For the final destination of your trip, we recommend Giglio. Accessible by boat from Elba, this island is the home of many of the archipelago’s most recognisable dishes. Panficato is one of these, a dense and heavy bread made from jam, walnuts, figs and oranges and can be shaped into biscuits or cakes. Giglio also is home to great seafood: tonnina is a typical dish of tuna fillet or belly is often served with local tomatoes and salad. To go along with these seafood flavours, why not try Ansonica. This is a white wine that is made in the hills of the Silver Coast of the Argentario as well as in Giglio.
There are, however, many more things to do than just eat on Giglio. Its natural beauty and marine wildlife are second to none. The pristine waters around the island are perfect for diving and snorkelling, or even just for swimming and enjoying the beaches at Arnella, Porto, Canelle and Caldane. Dotted around these bays you will find the characteristic granite cliffs that provide the stone for the majority of the buildings on the island.

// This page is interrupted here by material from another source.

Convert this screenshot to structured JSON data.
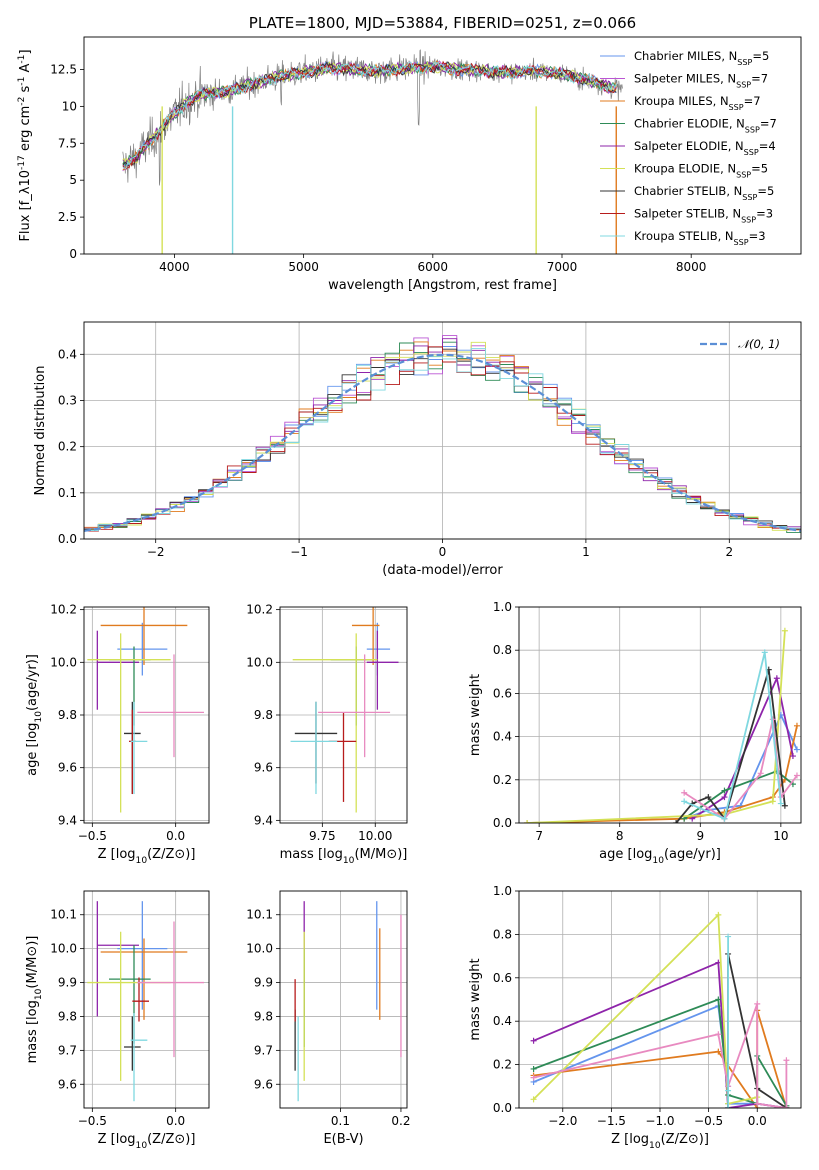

The main settlements to visit are the fortified Giglio Porto and Campese. Giglio Porto is characteristic of the island with most of the buildings and its large medieval walls building from the pink coloured granite that makes the island famous. This charming village really feels like a step back in time with its medieval fortifications and defensive towers that you can reach with a short hike. These walls and towers have seen many naval battles and pirate raids in the sea below. The Church of San Pietro in Giglio hosts various artistic treasures and relics that have been preserved by the local community. Campese is a little different, overlooking a huge beach and containing a charming square and a tower built by Ferdinando I de’Medici. Unlike Porto Giglio, most of its ancient fortifications have been lost to pirate raids, especially the devastating 1799 attack.
Il Giglio can be reached from Porto Azzurro, only during the summer season.